# Project Proposal: Customer Personality Analysis Dataset

## Team Members
- Ian Hash
- Pleng Witayaweerasak

### Project Overview

#### **Introduction and Motivation**

Have you ever received an erroneous advertisement? Do product suggestions in your online shopping carts not align with your needs? Do you ever wish your favorite brands would make a product just for you, to meet your specific requirements? We have experienced less than ideal product recommendations, ads, and a lack of unique products consistently across all the retailers we buy from. Occasionally, they suggest, market, or create just the product we are looking for, and when they do, we buy it! The lack of high performing customer specific brands out there are all the motivation we need to dive deep into the process of customer segmentation, machine learning for predicting a customer’s segment, and how to use this paradigm to better serve our customers (including ourselves!). These strategies are widely used amongst larger retailers, yet we still experience a yearning for a better shopping experience, especially with smaller retailers.


Both team members’ previous data science project addressed product retail questions including customer segmentation analysis, product recommendation service (fashion) and improving customer product selection (wine quality-price relationships).
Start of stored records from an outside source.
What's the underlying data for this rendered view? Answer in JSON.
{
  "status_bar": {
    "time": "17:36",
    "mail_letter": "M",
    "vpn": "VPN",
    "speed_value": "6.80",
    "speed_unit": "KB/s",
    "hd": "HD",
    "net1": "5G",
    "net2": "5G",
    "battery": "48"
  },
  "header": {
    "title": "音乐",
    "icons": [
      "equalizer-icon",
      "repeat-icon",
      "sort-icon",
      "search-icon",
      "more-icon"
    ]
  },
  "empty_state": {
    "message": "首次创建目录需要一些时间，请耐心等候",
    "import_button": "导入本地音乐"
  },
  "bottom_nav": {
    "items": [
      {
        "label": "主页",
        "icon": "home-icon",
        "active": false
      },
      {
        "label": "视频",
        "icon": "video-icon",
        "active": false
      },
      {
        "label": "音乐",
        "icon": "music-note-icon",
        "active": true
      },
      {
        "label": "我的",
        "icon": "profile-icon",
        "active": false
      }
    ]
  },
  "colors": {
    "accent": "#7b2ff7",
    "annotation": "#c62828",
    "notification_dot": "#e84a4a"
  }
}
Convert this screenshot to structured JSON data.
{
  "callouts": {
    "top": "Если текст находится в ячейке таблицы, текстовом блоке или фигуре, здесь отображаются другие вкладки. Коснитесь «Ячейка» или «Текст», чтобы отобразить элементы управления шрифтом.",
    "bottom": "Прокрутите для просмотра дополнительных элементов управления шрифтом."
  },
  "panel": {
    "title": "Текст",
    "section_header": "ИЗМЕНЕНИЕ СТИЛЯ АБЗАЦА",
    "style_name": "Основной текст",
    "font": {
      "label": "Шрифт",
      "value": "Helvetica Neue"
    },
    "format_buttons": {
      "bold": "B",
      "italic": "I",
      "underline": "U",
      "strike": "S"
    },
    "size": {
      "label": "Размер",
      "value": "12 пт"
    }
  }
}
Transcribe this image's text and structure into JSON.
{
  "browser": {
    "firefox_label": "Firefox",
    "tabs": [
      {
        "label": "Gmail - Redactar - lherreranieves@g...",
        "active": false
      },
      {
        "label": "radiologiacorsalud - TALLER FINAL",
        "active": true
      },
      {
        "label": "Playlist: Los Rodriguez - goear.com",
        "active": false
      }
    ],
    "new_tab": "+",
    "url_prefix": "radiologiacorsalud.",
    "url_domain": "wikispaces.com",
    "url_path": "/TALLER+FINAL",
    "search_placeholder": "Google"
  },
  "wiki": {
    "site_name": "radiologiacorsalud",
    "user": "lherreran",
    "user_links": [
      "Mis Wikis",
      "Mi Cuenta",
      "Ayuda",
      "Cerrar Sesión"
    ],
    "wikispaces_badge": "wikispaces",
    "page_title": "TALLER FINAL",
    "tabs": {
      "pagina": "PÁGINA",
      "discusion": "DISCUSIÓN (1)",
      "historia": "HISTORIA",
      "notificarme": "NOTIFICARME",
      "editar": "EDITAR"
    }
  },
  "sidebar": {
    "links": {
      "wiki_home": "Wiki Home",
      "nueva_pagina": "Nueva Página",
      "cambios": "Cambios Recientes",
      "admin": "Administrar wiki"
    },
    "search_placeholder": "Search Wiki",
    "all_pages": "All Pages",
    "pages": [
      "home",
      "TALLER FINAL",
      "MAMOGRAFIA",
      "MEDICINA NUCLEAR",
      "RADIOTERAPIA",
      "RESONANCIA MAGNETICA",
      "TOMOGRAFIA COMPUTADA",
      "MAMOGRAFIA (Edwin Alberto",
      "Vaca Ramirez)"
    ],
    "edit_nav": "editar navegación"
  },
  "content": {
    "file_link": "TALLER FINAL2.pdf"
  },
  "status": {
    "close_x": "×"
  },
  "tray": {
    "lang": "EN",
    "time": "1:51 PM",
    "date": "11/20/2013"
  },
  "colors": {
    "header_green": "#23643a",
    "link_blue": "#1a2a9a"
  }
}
We are interested in building upon these two previous projects and implementing both customer segmentation analysis and a machine learning model to predict customer segment and provide an overall improved customer experience in the retail space.

-------------


#### **Business Questions**

Retail businesses are often heavily focused on their number of sales, and volume of revenue they bring in each quarter. Retail business Key Performance Indicators (KPIs) often include are directly related to the increase in sales and revenue. Number of sales and revenue are tied together, and can be greatly impacted by how a business markets, develops products, retains customers, and strategically distributes its resources to improve on these common KPIs. The business questions we aim to answer are directly related to these common retail business KPIs, and intend to be applicable to most retail businesses.

- How can we use segmentation analysis/machine learning to conduct personalized marketing campaigns?
- How can we use segmentation analysis/machine learning to better allocate business resources to high-value customer segments?
- How can we use segmentation analysis/machine learning to guide our product development and innovation process?
- How can we use segmentation analysis/machine learning to improve customer retention?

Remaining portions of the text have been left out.